Сегодня мы говорим об отце и сыне. «Ужасная судьба отца и сына», — цитируя Лермонтова. Кстати, на Лермонтова тоже довольно много заявок. Может быть, мы о нём поговорим в следующий раз. А пока я начинаю отвечать на вопросы, пришедшие на форум.
«Расскажите, что вы думаете о работах Александра Зиновьева и о нём самом». Самого Зиновьева я знал очень мало, видел его раза три, когда он приезжал в Москву после эмиграции; потом он осел здесь окончательно. Я не могу, к сожалению, оценить его как учёного-логика, хотя сам он утверждал (только с его слов могу это говорить), что его международный авторитет как учёного выше, нежели его писательская слава. Возможно, и так. Я могу судить лишь о его художественном творчестве. В этом смысле «Зияющие высоты» представляются мне замечательной книгой — не шедевром, потому что они затянуты явно, содержат много повторов. Как писатель он — безусловный ученик Салтыкова-Щедрина, но, конечно, не обладает, на мой взгляд, щедринским темпераментом и щедринским художественным талантом. Но дар обобщения, замечательный и едкий сатирический дар — этого у него не отнять. И, кроме того, это опыт научного романа, опыт научной прозы.

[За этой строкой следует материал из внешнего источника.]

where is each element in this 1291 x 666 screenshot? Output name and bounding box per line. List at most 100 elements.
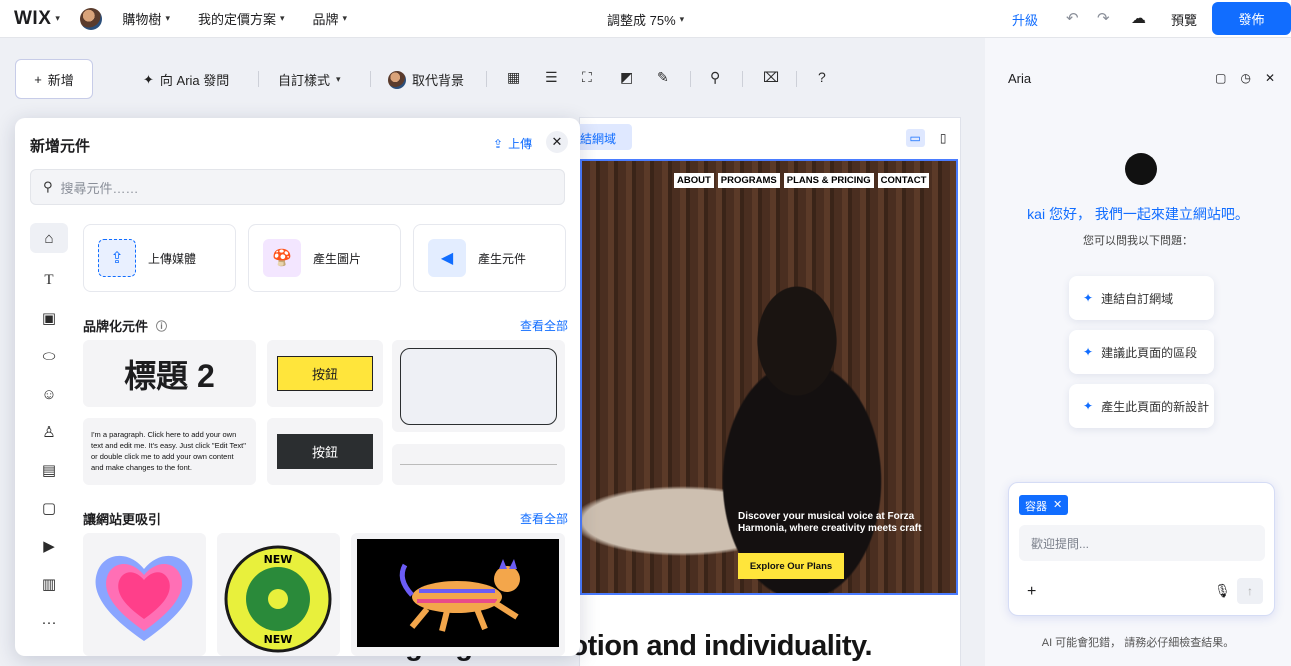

Мне здесь совершенно неожиданно для меня (я буду об этом говорить подробнее потом, меня поражает этот уровень аудитории) пришёл вопрос, что я думаю о Карлайле в частности и вообще о традиции, к которой он принадлежит, — к традиции Стерна, например. И здесь приводится вопрос, что я думаю о «Sartor Resartus». Так получилось, что «Sartor Resartus» я читал когда-то в молодости, поэтому я могу об этом говорить, во всяком случае. Действительно в Европе существовала традиция научной прозы, которая представлена и Дидро, и отчасти Карлайлем, конечно. И в значительной степени я думаю, что и эссеистическая проза Стерна находится в этом же русле. В конце концов, проза не обязана быть чистой беллетристикой. Это может быть и научный роман, роман-трактат.
В этом смысле «Зияющие высоты» — это замечательная книга. То, что там жёсткая несправедливость сказана, то, что сказано там о Театре на Ибанке (там город весь стоит на реке — Ибанск), то, что связано там с философом как представителем диссидентства (есть там такой масочный персонаж), — конечно, меня это оскорбляет и ранит. Как многое оскорбляет меня, например, в романе Кормера «Наследство», написанным тогда же. Но нельзя не признать, что русская диссидентская среда описана там с достаточно большой долей злобы. И, как правильно замечает Войнович, в этой среде своих соблазнов, своих безумцев и своих фанатиков было, пожалуй, побольше, чем в среде официозной. И в секте всегда нравы хуже, чем в официальной церкви. При этом, конечно, героизма диссидентов никто не отменяет.
Я очень со многим не согласен у Зиновьева, но мне, конечно, нравится его едкая сатира. Другое дело, что Зиновьев поздний (Зиновьев, который стал говорить о западнизме, о том, что Запад — это ловушка для русского сознания, о том, что у России опять-таки специальный путь), мне кажется, при многих верных диагнозах скатывался в несколько излишнюю злобу и опять-таки в несколько зашкаливающую саморекламу. По-моему, ощущения собственного величия и всеобщего ничтожества у него доходили до анекдота, при этом он оставался человеком очень талантливым. Но позднего Зиновьева лично я читать не могу. А его сближение с «Нашим Современником»… Что бы ты ни думал, какие бы у тебя ни были убеждения, надо же всё-таки смотреть, с кем ты оказываешься за одним столом.
«Вам нравится музыкальная группа „Пикник“ со Шклярским. Про „Наутилус“ говорили, а что вы скажете о „Пикнике“?» Я очень люблю «Пикник» действительно. Даже до некоторой степени он меня задолбал здорово в какой-то момент, потому что мой сын беспрерывно их слушал. Был момент у Андрюши, когда Шклярский был просто, ну, не настольным (да и настольным, если учесть, где стоял компьютер), но постоянным источником его музыкального и поэтического восторга. «Фиолетово-чёрный», «Египтянин» — всё это звучало дома круглые сутки. И когда на записи одной программы сын живьём увидел Шклярского, он, кажется, меня впервые зауважал — за то, что Шклярский со мной поздоровался. Это было очень круто, конечно. Я Шклярского люблю, безусловно.